What is surprising in this case is not the perverse boss’s insistence on belittling his victim, but the surrounding group (employees) who accept this humiliation of their colleague, and sometimes even support such behavior, even though there is a risk of persecuting any of them. the same behavior of the boss is possible and very likely.

The first of the authoritarian president’s attack campaigns is to blame the victim for the results of the quarrel at work and the inability to adapt to the circumstances in which he finds himself.

Sometimes anger arises from the presence of a man in a group of women, or a woman in a group of men, or racial, religious or social discrimination. And in other cases, the industry of trouble stems from envy and the desire to obsess over a victim who enjoys beauty, youth, wealth or unique skills, such as an old manager hunting a young man who recently graduated with academic degrees that this manager did not receive , or a bad-tempered manager stalks an employee who has an elegant and refined sense of choice.

In general, regardless of the type of anger, how do you deal with it?
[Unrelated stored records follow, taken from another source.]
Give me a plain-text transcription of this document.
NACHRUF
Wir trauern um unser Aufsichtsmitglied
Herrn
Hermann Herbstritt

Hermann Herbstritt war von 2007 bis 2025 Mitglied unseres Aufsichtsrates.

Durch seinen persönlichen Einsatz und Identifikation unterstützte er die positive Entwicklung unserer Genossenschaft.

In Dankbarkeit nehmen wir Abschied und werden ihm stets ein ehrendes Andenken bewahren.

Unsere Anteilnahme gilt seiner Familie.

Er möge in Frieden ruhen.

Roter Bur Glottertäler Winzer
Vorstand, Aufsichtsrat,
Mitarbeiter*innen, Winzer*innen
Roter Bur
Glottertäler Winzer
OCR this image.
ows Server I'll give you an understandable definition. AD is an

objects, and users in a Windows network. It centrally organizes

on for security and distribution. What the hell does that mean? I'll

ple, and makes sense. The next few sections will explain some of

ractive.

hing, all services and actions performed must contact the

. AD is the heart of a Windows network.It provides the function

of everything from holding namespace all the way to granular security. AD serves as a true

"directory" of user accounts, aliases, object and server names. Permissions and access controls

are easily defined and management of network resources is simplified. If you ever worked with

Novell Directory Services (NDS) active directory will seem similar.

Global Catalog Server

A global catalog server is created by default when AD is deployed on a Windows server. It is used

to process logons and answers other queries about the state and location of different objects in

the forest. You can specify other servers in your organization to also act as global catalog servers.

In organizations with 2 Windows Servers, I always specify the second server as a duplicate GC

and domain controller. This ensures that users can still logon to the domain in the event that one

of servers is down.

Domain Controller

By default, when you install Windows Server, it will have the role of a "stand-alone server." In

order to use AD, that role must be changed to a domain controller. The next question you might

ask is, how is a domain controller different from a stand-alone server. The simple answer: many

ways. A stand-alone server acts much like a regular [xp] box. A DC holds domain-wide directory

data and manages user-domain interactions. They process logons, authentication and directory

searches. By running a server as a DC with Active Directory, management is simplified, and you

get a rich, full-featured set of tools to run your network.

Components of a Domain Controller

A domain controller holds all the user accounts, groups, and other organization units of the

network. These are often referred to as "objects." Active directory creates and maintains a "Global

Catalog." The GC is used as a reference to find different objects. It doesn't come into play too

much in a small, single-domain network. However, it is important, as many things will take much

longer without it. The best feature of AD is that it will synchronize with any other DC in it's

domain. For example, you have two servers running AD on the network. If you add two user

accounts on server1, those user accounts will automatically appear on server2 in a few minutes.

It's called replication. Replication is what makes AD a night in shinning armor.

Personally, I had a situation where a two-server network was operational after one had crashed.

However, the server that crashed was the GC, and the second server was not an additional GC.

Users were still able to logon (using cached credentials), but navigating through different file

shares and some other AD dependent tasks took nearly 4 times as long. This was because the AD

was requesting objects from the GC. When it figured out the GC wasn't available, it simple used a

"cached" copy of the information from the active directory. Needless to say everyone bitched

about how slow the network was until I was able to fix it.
Certainly, it is difficult to escape from a deviant person, and the alternative is to gain new self-knowledge that protects victims of bullying from falling into the jaws of mental or physical illnesses. Acquiring knowledge is the most important line of self-defense, and the first step is to notice the behavior of the “grantor” who tries to hold us responsible for any disagreements in the family or at work, and then calmly analyze that behavior. and calm, in order to avoid feeling guilty or exhausted by the troubles of failed relationships that we did not cause. In his failure, and most importantly, for the victim not to be part of the perpetrator’s game, or else to veer into a series of maneuvers that he imagines could protect him, that is what the grumpy creator is looking for.

The real victory is not allowing this deviant to make our lives miserable, by working to thwart the aggressive methods he resorts to, as well as by seeking help from a trusted person, or by the intervention of the judiciary and the law. A person who is exposed to psychological aggression must write down and record every form of provocation.

God, protect us from trouble and trouble against us.